Corn detasseling is the crucial last step in producing hybrid corn seed. It involves removing the pollen-producing top part of the plant, the tassel, so the corn can't pollinate itself. Instead, pollen from another variety of corn grown in the same field is carried by the wind, pollinating the detasseled corn. The result is corn that bears the genetic characteristics of both varieties and can produce healthier crops with higher yields. Despite technological advances in agriculture, detasseling is still a task that for the most part is done by hand.

Detasselers all wear pretty much the same uniform at work. Gloves protect the hands, hats guard against sunburn (though I wore a visor so my hair would bleach in the sun). And despite the heat, nearly everyone wears a bandana around the neck, a long-sleeved shirt and long pants, all to avoid getting cut up by the corn leaves and corn rash.

You get up before the sun comes up, meet and get on the yellow school bus that takes you to the field. You know that your first 10 steps into the corn are going to be anything but pleasant because it's full of dew. You're wet head-to-toe no matter what you're wearing. The corn is tall, you're walking through mud or dry deep ridges and engaged in repetitive physical exertion for the next 10 hours. In the morning, it's wet and chilly. By 10 a.m., steam is rising from the field. By noon it's hot, and by three, it's extremely hot and you're exhausted.

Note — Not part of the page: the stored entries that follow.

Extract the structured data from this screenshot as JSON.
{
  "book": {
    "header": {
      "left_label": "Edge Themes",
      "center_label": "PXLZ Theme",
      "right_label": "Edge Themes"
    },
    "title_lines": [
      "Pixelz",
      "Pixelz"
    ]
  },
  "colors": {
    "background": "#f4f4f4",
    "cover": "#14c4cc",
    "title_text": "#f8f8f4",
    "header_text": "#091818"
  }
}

It's hard, sweaty work that requires you to keep your head looking up for hours at a time. It's lonely work if you're ahead of or behind your co-workers. All you hear is chirping and screeching of bugs and birds, and all you see are rows of corn above your head, and you begin to panic and think they've all left. It's just you and the corn.

I remember saying over and over, “I can do all things through Christ who strengthens me…I can do all things through Christ who strengthens me.” Just to get to the end of the row and get a little cup of cool water.
My boss was also my high school counselor and I respected him greatly. I wanted to do a good job to please him. I wanted him to look good for his boss…the owner of the field. I worked hard not to leave behind a single tassel.

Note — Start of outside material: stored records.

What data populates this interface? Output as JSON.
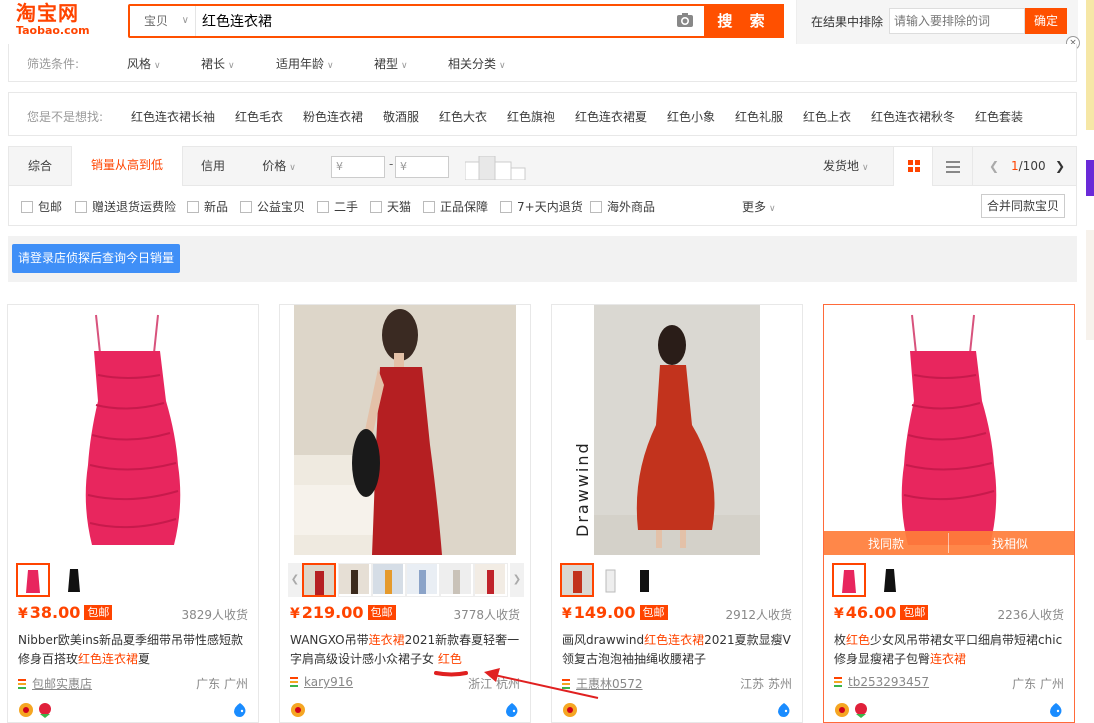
{
  "logo": {
    "cn": "淘宝网",
    "en": "Taobao.com"
  },
  "search": {
    "type": "宝贝",
    "query": "红色连衣裙",
    "button": "搜 索"
  },
  "exclude": {
    "label": "在结果中排除",
    "placeholder": "请输入要排除的词",
    "button": "确定",
    "close": "×"
  },
  "filters": {
    "label": "筛选条件:",
    "items": [
      "风格",
      "裙长",
      "适用年龄",
      "裙型",
      "相关分类"
    ]
  },
  "suggest": {
    "label": "您是不是想找:",
    "items": [
      "红色连衣裙长袖",
      "红色毛衣",
      "粉色连衣裙",
      "敬酒服",
      "红色大衣",
      "红色旗袍",
      "红色连衣裙夏",
      "红色小象",
      "红色礼服",
      "红色上衣",
      "红色连衣裙秋冬",
      "红色套装"
    ]
  },
  "sort": {
    "tabs": [
      "综合",
      "销量从高到低",
      "信用",
      "价格"
    ],
    "active": "销量从高到低",
    "price_from": "¥",
    "price_to": "¥",
    "dash": "-",
    "ship_from": "发货地",
    "page_current": "1",
    "page_total": "/100"
  },
  "checks": {
    "items": [
      "包邮",
      "赠送退货运费险",
      "新品",
      "公益宝贝",
      "二手",
      "天猫",
      "正品保障",
      "7+天内退货",
      "海外商品"
    ],
    "more": "更多",
    "merge": "合并同款宝贝"
  },
  "login_banner": "请登录店侦探后查询今日销量",
  "products": [
    {
      "price": "38.00",
      "yen": "¥",
      "baoyou": "包邮",
      "sold": "3829人收货",
      "title_parts": [
        "Nibber欧美ins新品夏季细带吊带性感短款修身百搭玫",
        "红色连衣裙",
        "夏"
      ],
      "shop": "包邮实惠店",
      "location": "广东 广州"
    },
    {
      "price": "219.00",
      "yen": "¥",
      "baoyou": "包邮",
      "sold": "3778人收货",
      "title_parts": [
        "WANGXO吊带",
        "连衣裙",
        "2021新款春夏轻奢一字肩高级设计感小众裙子女 ",
        "红色",
        ""
      ],
      "shop": "kary916",
      "location": "浙江 杭州"
    },
    {
      "price": "149.00",
      "yen": "¥",
      "baoyou": "包邮",
      "sold": "2912人收货",
      "title_parts": [
        "画风drawwind",
        "红色连衣裙",
        "2021夏款显瘦V领复古泡泡袖抽绳收腰裙子"
      ],
      "shop": "王惠林0572",
      "location": "江苏 苏州",
      "image_text": "Drawwind"
    },
    {
      "price": "46.00",
      "yen": "¥",
      "baoyou": "包邮",
      "sold": "2236人收货",
      "title_parts": [
        "枚",
        "红色",
        "少女风吊带裙女平口细肩带短裙chic修身显瘦裙子包臀",
        "连衣裙"
      ],
      "shop": "tb253293457",
      "location": "广东 广州",
      "hover_left": "找同款",
      "hover_right": "找相似"
    }
  ],
  "colors": {
    "accent": "#ff4400",
    "brand_orange": "#ff5000",
    "login_blue": "#3f8ff7",
    "dress_pink": "#e8265e",
    "dress_red": "#b81f24",
    "annotation_red": "#e02020"
  }
}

As horribly hard as this job was, I still got up the next day before dawn to do it all over. And then I would still do it again the next year.

To this day, it is the hardest job I ever had. Housework and cleaning toilets seem like a promotion by comparison.

What does all of this talk of detasseling corn have to do with anything? I had the same thoughts and experience these last 4 weeks. Taking in 2 more children bringing the number to 9 ages 11 and under was quite hard. The children themselves were behaviorally challenged. Add to that lice, sickness and then Neil and I getting sick Christmas Eve…sometimes all I could say was, “I can do all things through Christ who strengthens me” over and over!

Yet I didn’t want to let Jesus down. I wanted to hug these children for Him. I wanted to love and teach them well. One step at a time. He always had a cool cup of water waiting for me at the end of the row…uhh day. ☺

It was hard and yet I will probably do it again. The children heard the story of Christmas for the first time in their lives. They experienced love and stability and safety. Maybe this is what Christmas is supposed to be about.

Maybe it’s not about me. Me sitting with eggnog looking at the tree in quiet…me being able to listen to Christmas music to my heart’s content…me not doing 5 loads of laundry a day…me not being sick…me not getting enough rest…me me me me me…

It was about the children. Making lots of cookies. Teaching them to sing the Christmas Carols about Jesus. Lighting Advent candles every night and reading the Christmas story…one door at a time. (We have a great Advent book!) Praying.

I talked a lot more to my Father. Had a lot of deep heart and soul searching late at night and early in the morning. Doing the next thing. Doing it for my God. He is so worthy and glorious. What in this life compares?

Tuesday, December 18, 2007

Happy Birthday

Today is John David's birthday. Just thinking about him. Happy Birthday to you John David! He is part of a family who is very special to Neil and me.